Dan Deacon brings the party to a converted pharmaceutical warehouse in Bethnal Green

19 June 2015, 12:22 | Written by
(Live)

There may be a castle of snow up past the big glen, and that castle may have a fountain, a bear and a sick band of some critical acclaim, but everyone knows the real party is in a converted pharmaceutical warehouse in Bethnal Green.

For those who have never experienced the sheer wonder of a Dan Deacon gig, it’s quite difficult to convey the strange euphoria they elicit, especially in a city famed for the reserve and studied aloofness of its inhabitants but it’s almost if, for the space of ninety minutes, the denizens of the capital’s live music scene are given a free pass to shed their inhibitions, forget about looking “cool” and have actual, non-ironic fun.

Now, some might posit this sounds like sorcery and that everyone involved should be dragged to Hoxton Square to be burned on an artisanal wooden stake, but there’s a completely rational explanation to why Dan Deacon’s psychedelic noise-raves are so irresistibly joyous. Firstly, there’s the music. On record, it certainly isn’t to everyone’s taste, being a smorgasbord of bleeps, bloops, chipmunk vocals and technicolour synths that do not so much caress the eardrums as pummel them into rainbow-tinted submission. But tonight (16th June) at Oval Space, it’s perfect dance music- upbeat, percussive (especially with the addition of a drummer for this tour) and relentlessly effervescent. It doesn’t hurt that for this show Deacon has selected the finest cuts from his back catalogue, from the fuzzy electro-punk of “The Crystal Cat” and kaleidoscopic synth odyssey “Wham City” to the twinkling beauty of “Snookered” and the stately majesty of the marvellous “USA” suite.
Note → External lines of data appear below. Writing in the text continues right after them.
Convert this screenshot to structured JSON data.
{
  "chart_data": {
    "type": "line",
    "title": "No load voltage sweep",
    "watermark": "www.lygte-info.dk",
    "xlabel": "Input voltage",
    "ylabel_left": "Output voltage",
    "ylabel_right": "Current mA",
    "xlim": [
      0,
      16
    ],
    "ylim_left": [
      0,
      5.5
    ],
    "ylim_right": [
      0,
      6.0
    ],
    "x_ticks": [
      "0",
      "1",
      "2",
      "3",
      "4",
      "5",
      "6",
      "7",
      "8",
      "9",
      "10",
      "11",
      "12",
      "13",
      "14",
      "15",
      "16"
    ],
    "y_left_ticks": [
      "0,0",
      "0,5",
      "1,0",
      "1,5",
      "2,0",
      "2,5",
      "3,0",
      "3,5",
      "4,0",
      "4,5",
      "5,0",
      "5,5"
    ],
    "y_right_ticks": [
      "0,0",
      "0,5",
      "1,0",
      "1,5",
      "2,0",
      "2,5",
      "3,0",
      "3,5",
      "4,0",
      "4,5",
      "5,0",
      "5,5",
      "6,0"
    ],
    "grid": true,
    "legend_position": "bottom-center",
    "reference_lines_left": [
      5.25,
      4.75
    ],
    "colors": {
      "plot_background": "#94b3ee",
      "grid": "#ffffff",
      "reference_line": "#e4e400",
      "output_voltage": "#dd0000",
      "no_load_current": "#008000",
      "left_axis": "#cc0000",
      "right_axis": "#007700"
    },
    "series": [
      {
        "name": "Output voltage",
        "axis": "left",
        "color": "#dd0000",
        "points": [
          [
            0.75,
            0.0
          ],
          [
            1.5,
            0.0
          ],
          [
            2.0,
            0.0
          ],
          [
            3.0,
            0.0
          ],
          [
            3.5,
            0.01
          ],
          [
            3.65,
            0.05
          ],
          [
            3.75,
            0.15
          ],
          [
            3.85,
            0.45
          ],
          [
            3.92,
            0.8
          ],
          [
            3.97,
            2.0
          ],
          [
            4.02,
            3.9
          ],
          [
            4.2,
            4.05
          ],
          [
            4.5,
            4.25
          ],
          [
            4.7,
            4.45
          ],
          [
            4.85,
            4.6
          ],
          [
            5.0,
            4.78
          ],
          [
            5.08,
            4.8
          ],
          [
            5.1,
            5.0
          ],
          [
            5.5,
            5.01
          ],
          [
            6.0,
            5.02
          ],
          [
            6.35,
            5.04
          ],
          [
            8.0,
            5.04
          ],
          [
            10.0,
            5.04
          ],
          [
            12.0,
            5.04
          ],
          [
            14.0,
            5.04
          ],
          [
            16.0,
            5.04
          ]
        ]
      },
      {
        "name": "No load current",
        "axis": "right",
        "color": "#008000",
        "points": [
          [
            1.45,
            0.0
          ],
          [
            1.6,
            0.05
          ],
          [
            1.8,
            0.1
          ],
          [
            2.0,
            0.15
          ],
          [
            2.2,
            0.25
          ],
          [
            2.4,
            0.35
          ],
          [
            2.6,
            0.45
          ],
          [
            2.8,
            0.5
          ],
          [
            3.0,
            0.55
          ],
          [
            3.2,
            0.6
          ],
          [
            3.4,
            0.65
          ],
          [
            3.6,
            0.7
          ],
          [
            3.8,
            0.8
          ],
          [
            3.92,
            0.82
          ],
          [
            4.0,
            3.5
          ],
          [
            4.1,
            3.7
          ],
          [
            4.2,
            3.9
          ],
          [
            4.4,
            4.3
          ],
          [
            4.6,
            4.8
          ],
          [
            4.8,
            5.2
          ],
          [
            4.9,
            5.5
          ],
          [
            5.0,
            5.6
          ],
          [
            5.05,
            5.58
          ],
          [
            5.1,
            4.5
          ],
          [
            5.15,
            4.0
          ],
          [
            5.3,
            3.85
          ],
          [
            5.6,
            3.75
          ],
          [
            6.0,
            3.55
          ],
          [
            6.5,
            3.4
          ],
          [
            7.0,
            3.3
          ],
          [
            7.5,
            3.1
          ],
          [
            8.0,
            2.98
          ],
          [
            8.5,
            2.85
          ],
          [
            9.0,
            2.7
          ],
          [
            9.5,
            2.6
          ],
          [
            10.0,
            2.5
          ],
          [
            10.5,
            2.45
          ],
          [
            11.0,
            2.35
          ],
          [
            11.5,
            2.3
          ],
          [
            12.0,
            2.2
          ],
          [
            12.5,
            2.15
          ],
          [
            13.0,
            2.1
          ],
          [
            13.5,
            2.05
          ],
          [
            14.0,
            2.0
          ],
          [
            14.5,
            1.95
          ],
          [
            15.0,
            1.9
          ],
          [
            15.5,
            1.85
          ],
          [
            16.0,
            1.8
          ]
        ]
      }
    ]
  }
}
Secondly, there’s the audience participation. Normally an artist’s attempts to cajole an audience into doing something more complex than taking crap photos or half-heartedly clapping is treated as a low-level war crime, but not only does it work in the context of a DD show, it massively enhances the experience. There’s the trademark dance-off, where two audience members throw their most compelling shapes at each other before finding another pair to take their place. There’s an interpretative dance contest, where the crowd is split in half and attempts to collectively emulate the moves of their chosen leader, no matter how ill-advised that might be. There’s the WALL OF LOVE, a hippie-ish counterpoint to the Wall of Death involving high-fives rather than body slams. It’s all completely ridiculous and silly and not all-that-grown-up, yet by the end of it, even the most sedate audience is inexorably transformed into a full-on mass of dancing bodies and massive smiles.

And finally, there’s Dan Deacon himself, an unabashed nerd whose energy and self-depreciating humour is the glue that holds everything together. You need to have a great deal of charisma to compel naturally self-conscious audiences to let themselves go, and Deacon’s unusual combination of unpretentiousness and sincerity in what he does achieves that perfectly. Sure, his performances may not be for those who take themselves too seriously, or for those with an steadfast aversion to joy but for the rest of us, for sheer unalloyed delight Dan Deacon’s shows are simply without peer.